Mandoki is currently in pre-production on his next Spanish-language production, Amapola (Poppies), an expose of the drug trade starring Innocent Voices's Daniel Giménez Cacho and Diego Luna (Y Tu Mamá También).
OSCAR ORLANDO TORRES (Writer)
Born in the rural village of Cuscatazingo, El Salvador, in 1972, Oscar Torres was caught in the crossfire of the country's brutal civil war. Almost as dramatic as the story of his survival during the conflict, which is depicted in INnocent Voices, are the events of his escape, alone, to the United States in 1986, at fourteen. Against all odds he was eventually re-united here with his mother and two siblings.
Torres eventually entered the Latin American Studies program at the University of California at Berkeley, before dropping out and moving to Los Angeles to pursue an acting career.
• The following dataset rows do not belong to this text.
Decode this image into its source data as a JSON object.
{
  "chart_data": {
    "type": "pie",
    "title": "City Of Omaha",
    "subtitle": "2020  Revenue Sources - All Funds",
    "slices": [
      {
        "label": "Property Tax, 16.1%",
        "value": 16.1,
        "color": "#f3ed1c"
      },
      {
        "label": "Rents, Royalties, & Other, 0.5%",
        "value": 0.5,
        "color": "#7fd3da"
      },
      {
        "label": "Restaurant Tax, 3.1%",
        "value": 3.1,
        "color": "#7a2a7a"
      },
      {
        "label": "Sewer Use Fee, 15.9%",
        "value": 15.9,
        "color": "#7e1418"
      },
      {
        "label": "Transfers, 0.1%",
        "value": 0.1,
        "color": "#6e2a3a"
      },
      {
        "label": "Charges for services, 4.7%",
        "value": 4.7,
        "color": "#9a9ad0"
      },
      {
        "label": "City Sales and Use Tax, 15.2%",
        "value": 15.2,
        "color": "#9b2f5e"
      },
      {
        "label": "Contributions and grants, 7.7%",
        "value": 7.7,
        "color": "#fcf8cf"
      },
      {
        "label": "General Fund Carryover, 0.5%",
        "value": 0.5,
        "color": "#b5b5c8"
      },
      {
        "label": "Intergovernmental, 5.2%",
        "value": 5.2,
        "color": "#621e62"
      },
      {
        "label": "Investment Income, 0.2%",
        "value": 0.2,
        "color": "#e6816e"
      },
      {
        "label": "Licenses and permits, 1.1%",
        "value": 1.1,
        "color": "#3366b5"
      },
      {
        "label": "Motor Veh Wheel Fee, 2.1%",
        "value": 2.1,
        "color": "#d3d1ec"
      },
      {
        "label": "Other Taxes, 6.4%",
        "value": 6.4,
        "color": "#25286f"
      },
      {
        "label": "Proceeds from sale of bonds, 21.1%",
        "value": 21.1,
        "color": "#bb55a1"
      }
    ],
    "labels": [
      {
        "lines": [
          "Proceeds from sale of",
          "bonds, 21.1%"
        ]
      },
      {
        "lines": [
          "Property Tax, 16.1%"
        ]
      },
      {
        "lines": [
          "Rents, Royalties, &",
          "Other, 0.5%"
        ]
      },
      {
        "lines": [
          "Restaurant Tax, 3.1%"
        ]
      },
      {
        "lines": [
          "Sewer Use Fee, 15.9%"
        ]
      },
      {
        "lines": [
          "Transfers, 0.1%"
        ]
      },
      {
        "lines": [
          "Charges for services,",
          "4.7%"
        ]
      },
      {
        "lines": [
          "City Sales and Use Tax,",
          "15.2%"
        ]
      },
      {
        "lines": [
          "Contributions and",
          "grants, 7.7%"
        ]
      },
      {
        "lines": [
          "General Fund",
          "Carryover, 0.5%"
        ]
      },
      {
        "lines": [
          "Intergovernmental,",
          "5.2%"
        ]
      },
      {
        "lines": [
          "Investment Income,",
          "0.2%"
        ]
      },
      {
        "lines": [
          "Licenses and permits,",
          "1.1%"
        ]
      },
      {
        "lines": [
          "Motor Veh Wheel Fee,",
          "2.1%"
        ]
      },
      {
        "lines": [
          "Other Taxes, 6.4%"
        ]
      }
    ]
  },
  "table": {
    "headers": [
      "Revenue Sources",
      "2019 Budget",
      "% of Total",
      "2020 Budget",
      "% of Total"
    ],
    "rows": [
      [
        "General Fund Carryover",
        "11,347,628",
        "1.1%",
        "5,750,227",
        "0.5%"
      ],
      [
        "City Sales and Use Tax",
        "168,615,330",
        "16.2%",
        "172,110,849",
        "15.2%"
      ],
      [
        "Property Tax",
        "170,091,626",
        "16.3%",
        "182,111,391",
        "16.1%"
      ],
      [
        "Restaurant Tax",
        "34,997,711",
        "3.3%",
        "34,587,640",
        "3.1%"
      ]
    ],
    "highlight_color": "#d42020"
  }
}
His first job there was as delivery boy for a talent agent who eventually agreed to represent him for appearances in commercials.
As an aspiring actor Torres made ends meet with those commercials, until he began to get work in theater and on television series such as ER, First Monday, and Any Day Now.
Through it all, Torres worked on the screenplay for Innocent Voices, which was initially intended as an act of personal exorcism. "At that point," he says, "I still saw myself primarily as an actor. I was at the Beverly Hills Playhouse taking classes and working at it day in and day out." It was Moctezuma Esparza (Selena), who convinced him that the script had potential and worked with him to develop it. Torres pitched the project to director Luis Mandoki "in two minutes flat" while shooting a commercial in 2002.
Oscar Torres is currently working on his second script, this time a romantic comedy.